Protection juridique : un juge fédéral bloque la tentative d’expulsion
L’injonction temporaire du tribunal fédéral constitue un obstacle important aux plans de l’administration. La décision suggère que, bien que le gouvernement affirme détenir une autorité en matière d’immigration, les protections juridiques existantes et le statut de résident établi d’Ahmed créent des barrières à une action rapide. Cette intervention judiciaire montre comment les tribunaux peuvent freiner les efforts du gouvernement pour expulser des individus lorsque des droits de citoyenneté ou de résidence sont en jeu.
La question de la censure : la surveillance de la haine numérique menace-t-elle la liberté d’expression ?
Ahmed a défendu ses recherches lors d’une interview avec PBS News, qualifiant l’action du gouvernement de faire partie d’un schéma plus large où « des entreprises technologiques comme Meta, OpenAI et X d’Elon Musk ont utilisé leur influence financière pour façonner des résultats politiques tout en évitant de rendre des comptes sur leurs politiques de contenu ». Ce cadre illustre la tension : alors que l’administration voit le travail d’Ahmed comme une pression activiste sur les plateformes pour censurer, Ahmed considère ses recherches comme la documentation de véritables nuisances en ligne. La question centrale demeure : les gouvernements peuvent-ils efficacement faire disparaître et censurer les chercheurs qui documentent ce qu’ils perçoivent comme des problèmes sociaux sur les plateformes numériques ?

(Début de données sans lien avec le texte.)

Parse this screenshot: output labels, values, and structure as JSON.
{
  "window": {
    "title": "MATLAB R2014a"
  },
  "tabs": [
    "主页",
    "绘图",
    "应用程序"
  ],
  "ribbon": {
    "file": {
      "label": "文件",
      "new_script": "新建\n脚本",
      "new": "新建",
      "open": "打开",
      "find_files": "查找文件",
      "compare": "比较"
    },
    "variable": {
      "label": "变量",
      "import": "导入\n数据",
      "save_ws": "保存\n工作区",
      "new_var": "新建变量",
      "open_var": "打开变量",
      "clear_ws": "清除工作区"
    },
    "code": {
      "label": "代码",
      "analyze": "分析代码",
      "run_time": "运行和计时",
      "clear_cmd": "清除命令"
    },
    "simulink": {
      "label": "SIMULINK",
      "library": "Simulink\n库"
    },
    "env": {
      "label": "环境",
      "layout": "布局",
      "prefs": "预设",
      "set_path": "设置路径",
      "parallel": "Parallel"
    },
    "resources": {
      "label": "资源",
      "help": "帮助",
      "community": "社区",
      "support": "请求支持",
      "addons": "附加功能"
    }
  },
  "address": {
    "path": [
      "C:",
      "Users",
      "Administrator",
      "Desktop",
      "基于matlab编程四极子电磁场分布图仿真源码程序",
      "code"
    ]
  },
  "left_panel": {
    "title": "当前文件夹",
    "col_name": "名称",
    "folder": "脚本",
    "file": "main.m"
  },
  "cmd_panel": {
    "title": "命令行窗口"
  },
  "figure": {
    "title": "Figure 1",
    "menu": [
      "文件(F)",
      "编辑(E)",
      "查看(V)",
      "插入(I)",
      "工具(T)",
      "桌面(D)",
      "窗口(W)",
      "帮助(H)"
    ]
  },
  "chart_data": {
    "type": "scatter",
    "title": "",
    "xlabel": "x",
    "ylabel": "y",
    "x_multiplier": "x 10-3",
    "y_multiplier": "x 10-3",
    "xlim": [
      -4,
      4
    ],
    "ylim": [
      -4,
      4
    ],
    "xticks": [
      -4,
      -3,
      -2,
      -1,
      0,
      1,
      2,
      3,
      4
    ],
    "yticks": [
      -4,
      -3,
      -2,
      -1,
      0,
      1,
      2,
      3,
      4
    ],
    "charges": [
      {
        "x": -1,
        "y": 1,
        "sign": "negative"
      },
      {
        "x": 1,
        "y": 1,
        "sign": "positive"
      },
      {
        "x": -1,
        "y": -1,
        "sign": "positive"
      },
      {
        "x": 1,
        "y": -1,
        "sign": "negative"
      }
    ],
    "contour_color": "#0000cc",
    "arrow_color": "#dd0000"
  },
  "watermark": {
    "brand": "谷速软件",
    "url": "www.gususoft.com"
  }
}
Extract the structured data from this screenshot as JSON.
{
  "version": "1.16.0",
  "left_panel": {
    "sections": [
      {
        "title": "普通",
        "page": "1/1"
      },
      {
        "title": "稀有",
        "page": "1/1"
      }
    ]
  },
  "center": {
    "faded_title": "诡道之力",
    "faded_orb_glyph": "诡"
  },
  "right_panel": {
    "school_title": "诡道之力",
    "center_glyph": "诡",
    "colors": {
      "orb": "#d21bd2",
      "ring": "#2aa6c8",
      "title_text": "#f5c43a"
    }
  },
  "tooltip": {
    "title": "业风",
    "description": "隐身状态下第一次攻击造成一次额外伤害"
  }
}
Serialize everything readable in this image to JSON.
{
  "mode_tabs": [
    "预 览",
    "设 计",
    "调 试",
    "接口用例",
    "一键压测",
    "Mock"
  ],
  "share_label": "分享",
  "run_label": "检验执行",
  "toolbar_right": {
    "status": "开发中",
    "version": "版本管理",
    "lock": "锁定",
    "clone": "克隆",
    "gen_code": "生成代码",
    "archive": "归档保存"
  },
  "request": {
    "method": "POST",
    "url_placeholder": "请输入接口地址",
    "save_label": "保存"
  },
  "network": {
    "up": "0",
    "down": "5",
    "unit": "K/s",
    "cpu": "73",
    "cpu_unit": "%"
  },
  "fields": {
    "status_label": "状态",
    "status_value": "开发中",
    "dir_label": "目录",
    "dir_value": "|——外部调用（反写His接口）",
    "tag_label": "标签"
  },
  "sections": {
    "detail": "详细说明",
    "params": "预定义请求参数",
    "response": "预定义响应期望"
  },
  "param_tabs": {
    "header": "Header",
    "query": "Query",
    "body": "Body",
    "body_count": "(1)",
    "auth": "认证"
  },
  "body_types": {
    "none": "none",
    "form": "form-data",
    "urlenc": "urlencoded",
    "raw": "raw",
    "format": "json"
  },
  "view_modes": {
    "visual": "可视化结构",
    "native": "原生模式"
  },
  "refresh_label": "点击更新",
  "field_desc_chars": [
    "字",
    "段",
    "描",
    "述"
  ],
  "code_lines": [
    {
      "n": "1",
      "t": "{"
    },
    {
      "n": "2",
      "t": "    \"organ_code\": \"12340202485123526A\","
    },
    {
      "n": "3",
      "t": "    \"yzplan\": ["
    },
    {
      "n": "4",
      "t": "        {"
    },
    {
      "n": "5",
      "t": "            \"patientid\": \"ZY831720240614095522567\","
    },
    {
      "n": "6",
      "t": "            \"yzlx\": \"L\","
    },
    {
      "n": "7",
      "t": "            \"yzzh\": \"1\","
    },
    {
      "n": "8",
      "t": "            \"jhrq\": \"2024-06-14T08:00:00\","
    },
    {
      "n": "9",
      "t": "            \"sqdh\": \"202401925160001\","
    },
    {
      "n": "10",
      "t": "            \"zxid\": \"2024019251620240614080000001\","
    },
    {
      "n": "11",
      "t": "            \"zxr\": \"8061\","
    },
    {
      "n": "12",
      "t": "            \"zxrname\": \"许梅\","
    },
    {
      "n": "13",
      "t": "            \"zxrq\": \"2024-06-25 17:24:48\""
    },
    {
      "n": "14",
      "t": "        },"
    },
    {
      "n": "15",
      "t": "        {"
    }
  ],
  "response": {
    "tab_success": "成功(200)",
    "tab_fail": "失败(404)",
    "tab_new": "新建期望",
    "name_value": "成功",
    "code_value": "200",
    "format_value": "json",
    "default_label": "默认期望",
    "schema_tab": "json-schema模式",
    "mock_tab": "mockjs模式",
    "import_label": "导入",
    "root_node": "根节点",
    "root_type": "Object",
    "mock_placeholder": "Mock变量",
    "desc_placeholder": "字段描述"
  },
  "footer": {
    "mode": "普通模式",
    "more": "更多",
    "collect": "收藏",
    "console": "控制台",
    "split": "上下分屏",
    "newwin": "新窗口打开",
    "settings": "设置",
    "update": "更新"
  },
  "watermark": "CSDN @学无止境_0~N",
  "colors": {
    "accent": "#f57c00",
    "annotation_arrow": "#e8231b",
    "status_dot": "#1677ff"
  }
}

Politique des plateformes : quand les entreprises technologiques deviennent des acteurs politiques
Le contexte de cette confrontation inclut une plainte rejetée déposée l’année dernière par X contre le CCDH — une affaire qui reflète la tension croissante entre les plateformes et les organismes de surveillance. Bien que cette contestation juridique ait échoué, un appel est en cours, maintenant le conflit en vie. Ce litige en cours souligne comment les débats sur la responsabilité des plateformes se sont mêlés à la politique partisane, augmentant les enjeux pour les chercheurs et les organisations de plaidoyer qui cherchent à documenter les nuisances numériques, tandis que des acteurs gouvernementaux tentent de faire disparaître ces efforts par divers moyens.
L’affaire reflète finalement une tension fondamentale : la recherche indépendante sur la gouvernance des plateformes constitue-t-elle une surveillance légitime ou une pression inappropriée visant à censurer des décisions commerciales et politiques importantes.